Лавка мосье Зеропулоса находилась на улице Сент-Оноре. Это было процветающее заведение по торговле древностями. Порядочное количество утвари из Раги[42] и прочей персидской керамики. Одна-две луристанских[43]бронзы, изрядное количество безвкусных ювелирных изделий из Индии, полки шелков и вышивок различного происхождения и масса ничего не стоящих бус и дешевых египетских фигурок. В таком заведении можно за миллион франков получить вещь, стоящую полмиллиона, или за десять франков — нечто ценой в пятьдесят сантимов. Основной клиентурой его были американские туристы и многоопытные знатоки.
Мосье Зеропулос, плотный низенький человечек с черными бусинками глаз, безостановочно сыпал словами.
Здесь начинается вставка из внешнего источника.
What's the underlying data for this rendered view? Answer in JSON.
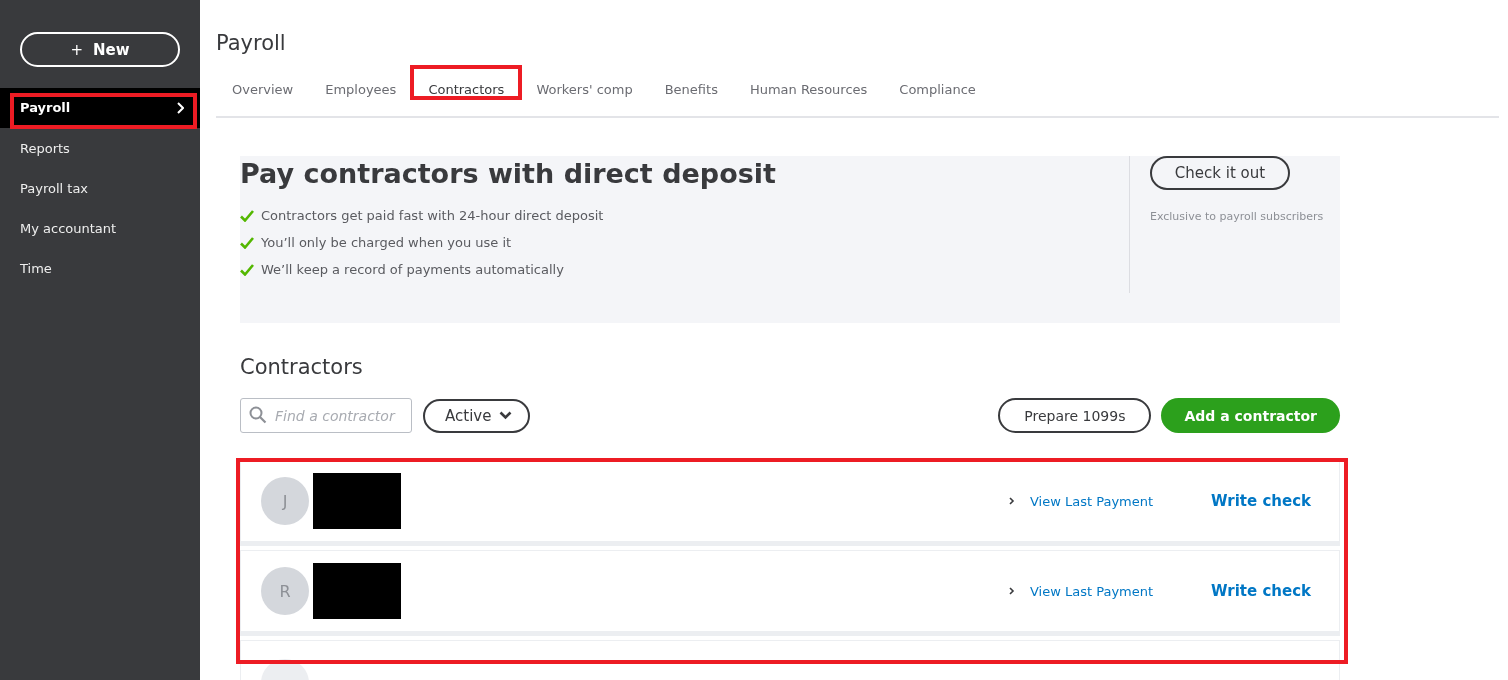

Джентльмены из полиции? Он счастлив их видеть. Может быть, они зайдут в его кабинет? Да, он продал духовую трубку и специальные к ней стрелы — южноамериканскую редкость, — вы понимаете, джентльмены, я… я торгую всем понемногу! У меня есть и свои пристрастия. Персия — мое пристрастие. Мосье Дюпон, достопочтимый мосье Дюпон может за меня поручиться. Он всегда приходит посмотреть мою коллекцию — новые приобретения — и высказать суждение о подлинности некоторых сомнительных вещей. Какой человек! Какая ученость! Какой глаз! Какое чутье. Но я уклонился в сторону. У меня есть коллекция — моя драгоценная коллекция, которая известна всем знатокам — и у меня также есть — ну, откровенно, господа, назовем это хламом! Хлам из дальних стран, всего понемногу — из Южных морей, Индии, Японии, Борнео.
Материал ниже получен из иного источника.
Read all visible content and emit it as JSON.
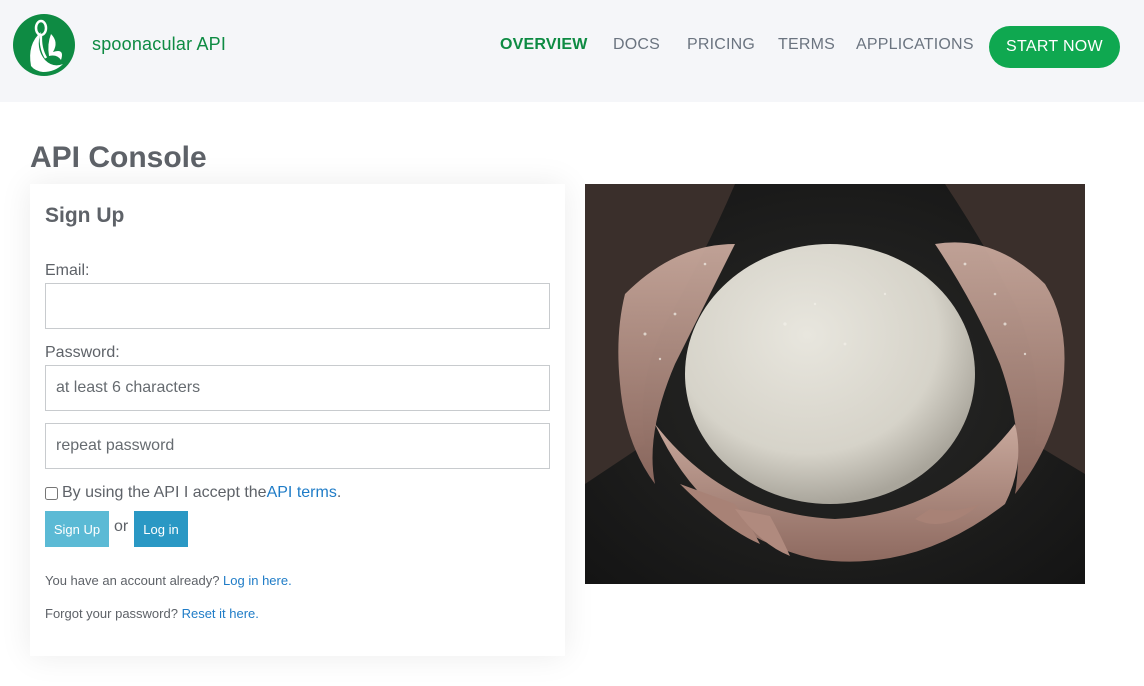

Откуда угодно! Обычно на эти вещи у меня нет твердой цены. Если кто-то проявляет интерес, я смотрю сначала, что представляет собой покупатель, и потом называю сумму — он естественно торгуется, и в конце концов я получаю только половину. И даже это, должен признать, чрезвычайно выгодно. Эту дрянь я покупаю у моряков обычно очень дешево.
Мосье Зеропулос перевел дыхание и, довольный собой и своей значительностью, радостно продолжил словоизвержение:
— Эта духовая трубка лежала у меня довольно долго — может, года два. Вон в той витрине — вместе с ожерельем из каури[44], головным убором индейца, парочкой плохоньких деревянных идолов и никудышными нефритовыми бусами. Никто на нее не глядел, никто не замечал, и вдруг приходит этот американец и спрашивает, что это такое.